A second test is to assess the degree to which common beliefs about a group are more easily or even automatically associated with that group compared to other groups. For example, are words like "moody" and "risky" and "rebellious" more easily associated with adolescents than adults? A third test is to assess the degree to which an experimental manipulation of the cognitive accessibility of a stereotype discriminately affects perceptions of stereotyped social targets. For example, is a given adolescent perceived as more rebellious when adolescent stereotypes are cognitively salient? (Gross & Hardin, 2007, p. 141).
If explicit, conscious beliefs about adolescents operate as stereotypes, then the stereotypes may operate "implicitly." Indeed, other common stereotypes involving ethnicity and gender are known to operate in the absence of the perceiver's intentions, conscious awareness, or control (Greenwald & Banaji, 1995; Hofmann, Gawronski, Gschwedner, Le, & Schmitt, 2005). Given that multiple stereotypes seem to operate in regard to adolescents, this information provides some cogency in regard to previously held concepts.
In summary, categorization and category stereotype activation are fundamentals of social information about social categories. Moreover, stereotypical information is a necessary part the social information people use to understand the social world.

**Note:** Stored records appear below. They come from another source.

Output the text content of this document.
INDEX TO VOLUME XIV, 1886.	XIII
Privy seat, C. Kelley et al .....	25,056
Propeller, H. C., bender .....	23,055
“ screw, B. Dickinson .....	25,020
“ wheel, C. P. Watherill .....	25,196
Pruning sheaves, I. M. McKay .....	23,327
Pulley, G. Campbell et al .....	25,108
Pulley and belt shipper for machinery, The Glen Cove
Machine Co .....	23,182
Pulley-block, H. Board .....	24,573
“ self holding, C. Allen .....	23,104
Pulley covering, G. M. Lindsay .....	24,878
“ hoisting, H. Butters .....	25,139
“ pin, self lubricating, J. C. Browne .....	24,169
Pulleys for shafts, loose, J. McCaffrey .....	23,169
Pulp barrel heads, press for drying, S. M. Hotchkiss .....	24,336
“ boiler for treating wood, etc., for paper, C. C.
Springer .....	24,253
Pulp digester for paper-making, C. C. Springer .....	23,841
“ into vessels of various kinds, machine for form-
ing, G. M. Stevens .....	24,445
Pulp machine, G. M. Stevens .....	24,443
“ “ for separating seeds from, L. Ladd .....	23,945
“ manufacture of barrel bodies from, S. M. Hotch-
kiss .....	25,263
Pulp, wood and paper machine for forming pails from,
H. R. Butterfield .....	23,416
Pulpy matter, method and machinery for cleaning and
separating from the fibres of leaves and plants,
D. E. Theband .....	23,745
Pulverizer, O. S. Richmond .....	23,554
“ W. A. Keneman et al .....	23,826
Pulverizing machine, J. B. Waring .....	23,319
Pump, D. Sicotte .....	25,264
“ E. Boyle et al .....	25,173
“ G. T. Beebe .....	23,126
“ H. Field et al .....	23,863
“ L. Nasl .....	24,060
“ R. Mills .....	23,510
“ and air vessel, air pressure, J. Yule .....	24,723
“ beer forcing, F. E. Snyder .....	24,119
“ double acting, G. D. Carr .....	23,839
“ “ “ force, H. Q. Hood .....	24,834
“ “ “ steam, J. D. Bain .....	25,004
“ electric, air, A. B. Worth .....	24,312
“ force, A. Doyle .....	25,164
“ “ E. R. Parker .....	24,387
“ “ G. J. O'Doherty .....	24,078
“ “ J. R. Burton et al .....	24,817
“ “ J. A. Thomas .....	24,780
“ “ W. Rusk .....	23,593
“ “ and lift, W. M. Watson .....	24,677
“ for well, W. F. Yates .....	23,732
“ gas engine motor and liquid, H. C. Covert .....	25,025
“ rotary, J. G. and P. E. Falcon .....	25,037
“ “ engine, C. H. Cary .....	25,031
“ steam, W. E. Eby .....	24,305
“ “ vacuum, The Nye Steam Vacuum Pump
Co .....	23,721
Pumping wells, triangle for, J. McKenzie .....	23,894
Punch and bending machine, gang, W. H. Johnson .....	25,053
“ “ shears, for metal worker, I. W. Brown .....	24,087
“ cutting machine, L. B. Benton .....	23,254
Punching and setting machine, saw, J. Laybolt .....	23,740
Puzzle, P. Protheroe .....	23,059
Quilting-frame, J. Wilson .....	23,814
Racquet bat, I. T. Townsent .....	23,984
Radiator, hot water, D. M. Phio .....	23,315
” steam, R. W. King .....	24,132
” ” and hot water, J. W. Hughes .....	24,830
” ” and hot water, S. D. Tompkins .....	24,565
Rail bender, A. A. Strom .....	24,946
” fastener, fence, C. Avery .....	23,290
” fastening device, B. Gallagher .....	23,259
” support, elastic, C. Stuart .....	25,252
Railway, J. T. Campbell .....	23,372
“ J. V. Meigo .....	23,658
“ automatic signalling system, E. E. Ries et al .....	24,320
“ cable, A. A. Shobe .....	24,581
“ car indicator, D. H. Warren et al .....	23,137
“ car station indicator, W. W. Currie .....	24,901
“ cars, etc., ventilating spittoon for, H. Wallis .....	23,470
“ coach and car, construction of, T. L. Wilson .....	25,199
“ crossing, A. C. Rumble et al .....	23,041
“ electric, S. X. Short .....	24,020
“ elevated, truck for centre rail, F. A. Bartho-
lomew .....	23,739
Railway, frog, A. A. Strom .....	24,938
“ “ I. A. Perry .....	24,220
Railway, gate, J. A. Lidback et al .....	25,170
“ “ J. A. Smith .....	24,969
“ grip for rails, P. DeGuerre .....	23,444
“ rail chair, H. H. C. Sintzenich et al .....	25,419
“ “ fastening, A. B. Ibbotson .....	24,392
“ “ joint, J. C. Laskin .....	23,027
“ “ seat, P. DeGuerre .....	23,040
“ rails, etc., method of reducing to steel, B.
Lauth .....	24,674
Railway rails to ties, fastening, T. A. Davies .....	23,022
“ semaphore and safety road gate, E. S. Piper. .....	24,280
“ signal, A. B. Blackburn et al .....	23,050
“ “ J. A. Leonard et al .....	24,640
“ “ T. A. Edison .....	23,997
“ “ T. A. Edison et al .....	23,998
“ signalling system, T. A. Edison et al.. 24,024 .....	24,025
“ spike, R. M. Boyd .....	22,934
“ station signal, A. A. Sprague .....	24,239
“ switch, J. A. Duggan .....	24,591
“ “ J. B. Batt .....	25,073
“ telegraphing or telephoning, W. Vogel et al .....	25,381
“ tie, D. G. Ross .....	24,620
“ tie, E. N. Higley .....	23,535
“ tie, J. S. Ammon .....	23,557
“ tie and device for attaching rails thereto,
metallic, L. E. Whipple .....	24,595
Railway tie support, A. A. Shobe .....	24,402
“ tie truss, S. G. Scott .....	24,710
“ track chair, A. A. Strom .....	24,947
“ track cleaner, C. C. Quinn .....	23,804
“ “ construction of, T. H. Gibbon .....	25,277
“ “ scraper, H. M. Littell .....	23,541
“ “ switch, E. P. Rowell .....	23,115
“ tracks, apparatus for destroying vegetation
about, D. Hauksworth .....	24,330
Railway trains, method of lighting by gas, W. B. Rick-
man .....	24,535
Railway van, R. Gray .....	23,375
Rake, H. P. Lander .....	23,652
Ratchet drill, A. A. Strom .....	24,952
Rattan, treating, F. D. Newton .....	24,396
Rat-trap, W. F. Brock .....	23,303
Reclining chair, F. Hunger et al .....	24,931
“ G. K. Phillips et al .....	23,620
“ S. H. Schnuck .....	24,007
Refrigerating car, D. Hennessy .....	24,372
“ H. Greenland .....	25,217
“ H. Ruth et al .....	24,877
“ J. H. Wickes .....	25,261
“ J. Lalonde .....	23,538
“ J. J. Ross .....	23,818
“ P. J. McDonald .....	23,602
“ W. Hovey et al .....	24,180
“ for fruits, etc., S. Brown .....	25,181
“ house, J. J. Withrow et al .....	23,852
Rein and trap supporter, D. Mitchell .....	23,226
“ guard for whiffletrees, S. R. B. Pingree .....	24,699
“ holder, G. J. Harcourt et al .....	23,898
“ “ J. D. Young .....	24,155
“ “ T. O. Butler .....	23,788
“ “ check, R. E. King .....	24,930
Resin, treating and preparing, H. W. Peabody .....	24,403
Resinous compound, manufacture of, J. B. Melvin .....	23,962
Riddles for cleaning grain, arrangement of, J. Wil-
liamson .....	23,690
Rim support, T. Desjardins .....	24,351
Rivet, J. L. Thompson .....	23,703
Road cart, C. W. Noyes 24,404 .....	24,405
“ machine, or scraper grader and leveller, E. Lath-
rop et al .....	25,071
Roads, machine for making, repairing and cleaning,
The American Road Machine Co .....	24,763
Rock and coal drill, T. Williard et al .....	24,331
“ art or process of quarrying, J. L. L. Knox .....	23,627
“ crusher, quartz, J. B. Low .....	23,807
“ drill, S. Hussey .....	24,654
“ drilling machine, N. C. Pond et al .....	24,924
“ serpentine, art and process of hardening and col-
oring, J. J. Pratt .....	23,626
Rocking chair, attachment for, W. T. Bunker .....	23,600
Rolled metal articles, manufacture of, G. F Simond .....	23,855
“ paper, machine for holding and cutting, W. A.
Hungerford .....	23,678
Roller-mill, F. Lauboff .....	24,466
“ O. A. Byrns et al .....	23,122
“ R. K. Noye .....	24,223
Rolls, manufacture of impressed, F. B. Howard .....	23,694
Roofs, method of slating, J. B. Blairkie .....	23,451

Current research has shown that stereotype activation and implicit prejudice are somewhat inevitable, adding support to John A. Bargh's (1999) statement that "evidence of controllability is weaker and more problematic than we would like to believe" (p. 361). Based on this evidence, additional research needs to be conducted to determine the effects of stereotypes on group norms and potential interactions. Such a study might involve better differentiating between social categories and social aggregates.